Hope and despair stand always side by side, each determined to outlast the other. If we choose hope, we must join the standoff, with hearts and hands wide open, fighting the urge to fade into despair.
Catherine McNiel
Kristen Joy Wilks says
Beautiful and so appropriate for right now. Thank you, Stephanie! I am delighting in being trapped in our 2 bedroom apartment with 3 rowdy sons, although I am pulling my hair out a bit trying to learn the online learning system that our poor teachers had to come up with on the fly! We are surrounded by forest here. So, when things get tight, I kick the whole family outside and we walk simple dirt roads and listen to the rustle of the wind through the trees.

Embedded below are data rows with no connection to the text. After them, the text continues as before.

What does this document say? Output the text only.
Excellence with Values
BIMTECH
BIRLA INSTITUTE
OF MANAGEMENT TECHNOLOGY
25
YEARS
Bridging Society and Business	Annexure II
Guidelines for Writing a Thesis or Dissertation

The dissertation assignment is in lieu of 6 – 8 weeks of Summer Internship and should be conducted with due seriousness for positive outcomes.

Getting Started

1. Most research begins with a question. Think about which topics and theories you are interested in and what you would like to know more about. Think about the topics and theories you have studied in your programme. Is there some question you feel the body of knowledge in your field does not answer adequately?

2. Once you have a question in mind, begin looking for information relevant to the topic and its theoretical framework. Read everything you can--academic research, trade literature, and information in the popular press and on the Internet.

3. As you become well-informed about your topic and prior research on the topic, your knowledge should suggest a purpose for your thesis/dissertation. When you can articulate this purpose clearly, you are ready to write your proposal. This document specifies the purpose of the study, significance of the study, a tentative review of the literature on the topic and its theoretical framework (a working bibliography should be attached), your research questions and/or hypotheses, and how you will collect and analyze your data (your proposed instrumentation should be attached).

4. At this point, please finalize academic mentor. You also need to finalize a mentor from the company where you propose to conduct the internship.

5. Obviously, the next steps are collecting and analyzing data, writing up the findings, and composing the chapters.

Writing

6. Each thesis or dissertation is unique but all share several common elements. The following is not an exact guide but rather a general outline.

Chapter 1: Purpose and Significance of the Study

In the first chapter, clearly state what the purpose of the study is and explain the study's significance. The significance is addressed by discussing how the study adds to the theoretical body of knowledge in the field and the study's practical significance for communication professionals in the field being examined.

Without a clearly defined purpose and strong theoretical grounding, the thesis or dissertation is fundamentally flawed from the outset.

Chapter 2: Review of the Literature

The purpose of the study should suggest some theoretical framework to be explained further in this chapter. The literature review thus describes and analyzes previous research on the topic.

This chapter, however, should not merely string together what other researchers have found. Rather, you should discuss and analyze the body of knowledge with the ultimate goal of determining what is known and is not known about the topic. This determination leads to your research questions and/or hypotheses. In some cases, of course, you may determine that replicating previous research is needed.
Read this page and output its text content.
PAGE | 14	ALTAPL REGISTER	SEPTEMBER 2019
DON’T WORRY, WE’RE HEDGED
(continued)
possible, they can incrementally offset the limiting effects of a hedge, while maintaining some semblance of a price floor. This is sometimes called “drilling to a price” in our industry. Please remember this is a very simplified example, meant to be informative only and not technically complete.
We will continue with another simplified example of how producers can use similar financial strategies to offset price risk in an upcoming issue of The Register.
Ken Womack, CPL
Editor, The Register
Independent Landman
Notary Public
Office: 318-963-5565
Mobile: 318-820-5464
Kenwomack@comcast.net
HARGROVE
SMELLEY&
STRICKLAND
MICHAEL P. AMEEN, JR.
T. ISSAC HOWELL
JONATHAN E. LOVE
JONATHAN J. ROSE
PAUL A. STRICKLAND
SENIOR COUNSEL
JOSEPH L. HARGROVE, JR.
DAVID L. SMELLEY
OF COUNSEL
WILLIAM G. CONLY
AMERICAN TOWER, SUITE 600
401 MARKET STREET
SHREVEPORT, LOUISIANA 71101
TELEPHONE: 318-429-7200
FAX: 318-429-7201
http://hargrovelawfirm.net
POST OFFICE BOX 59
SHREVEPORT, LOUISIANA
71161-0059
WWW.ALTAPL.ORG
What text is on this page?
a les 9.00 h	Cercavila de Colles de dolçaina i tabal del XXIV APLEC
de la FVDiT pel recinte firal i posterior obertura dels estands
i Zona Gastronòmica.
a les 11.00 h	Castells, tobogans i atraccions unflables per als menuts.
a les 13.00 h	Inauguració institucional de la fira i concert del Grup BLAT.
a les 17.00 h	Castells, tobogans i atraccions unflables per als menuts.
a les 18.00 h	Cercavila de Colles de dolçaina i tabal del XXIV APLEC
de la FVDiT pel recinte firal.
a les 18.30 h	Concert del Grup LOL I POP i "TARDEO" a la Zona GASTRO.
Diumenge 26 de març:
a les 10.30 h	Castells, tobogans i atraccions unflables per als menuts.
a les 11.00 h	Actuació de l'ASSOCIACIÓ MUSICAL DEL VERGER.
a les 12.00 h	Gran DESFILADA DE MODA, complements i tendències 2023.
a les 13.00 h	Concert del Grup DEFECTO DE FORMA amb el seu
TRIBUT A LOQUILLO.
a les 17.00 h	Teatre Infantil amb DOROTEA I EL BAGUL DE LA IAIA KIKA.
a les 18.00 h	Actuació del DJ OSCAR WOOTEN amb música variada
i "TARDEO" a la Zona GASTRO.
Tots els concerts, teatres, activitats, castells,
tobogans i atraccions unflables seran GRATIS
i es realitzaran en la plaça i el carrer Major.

I have friends who are not as lucky right now and your words are such an encouragement!
Stephanie says
So glad you guys are enjoying God’s world! Godspeed on the elearning…
Jan Sladkey says
I’m new to your “followers”, Stephanie. Your refreshing thoughtful and creative writing leaves me challenged and stimulated to…to hang on to Hope.
Stephanie says
Thanks for the kind words, Jan! And welcome!
Maggie Rowe says
Prisoners of Hope is a powerful image from a writer so gifted in painting with words. Thank you Stephanie!
Stephanie says
Thank you so much, Maggie!
Eva says
Hmmm, “prisoner”, interesting to know that maybe a lot of people would feel they are behind bars when they should stay at home because of this covid19.
I have been caring my Mum, 91yo, for more than two years, she could become panick if she is alone at home, I cannot leave her alone except a respite staff come to stay with her if I need to take a break. So I have been isolated myself for more than two years, and reading this article, Stephanie, has made me pondering why it has never been come across in my mind that I am a “prisoner”? And I thank our gracious God for that. I think it because this sentence “This is something that pleases God.” in Timothy 5:4 NLT has helped me greatly day by day in this season of my life. “But if she has children or grandchildren, their first responsibility is to show godliness at home and repay their parents by taking care of them. This is something that pleases God.”
Yes, that has given me HOPE and PEACE in my heart that stay at home caring my Mum is something that PLEASES God.
“Prisoner of HOPE” that’s really beautiful and helpful to have HOPE every day. Thank you, Stephanie.
Stephanie says
Bless you for honoring your mom in this way! There is freedom in obedience.
Nancy says
Hope, such a loaded word in today’s vernacular. But hope in the Bible is clear. An expectation not a wish. A promise not a guess. Thanks for the reminder that we need to battle, or really to let God battle for us, for the hope of His salvation from this current situation and ultimately from this earth. We know that we have the manna we need for today and that He will take care of tomorrow. Have a blessed Easter week with your family.
Stephanie says
What a good word…a promise not a guess. Amen!
Susie Crosby says
Thank you once again, Stephanie, for sharing truth that draws me closer to Jesus and into the full life He offers to us. I love thinking about hope as active, feisty, and requiring courage. I think I have that kind of hope, but I didn’t know it until I read this. You are so very, very good at words my friend!
Stephanie says
You do have a feisty faith, Susie! I love that about you.
Sarah Gunderson says
BEAUTIFUL thoughts cousin Stephanie ; that God brought together to your mind and heart; to be elequently put into this writing ✍️—a Gift God have you !! Hugs and Love ❤️ as we fight this with “Hope of what God is doing and Will continue to do “ from this time !
Stephanie says
You are such an encourager, Sarah! So grateful for you.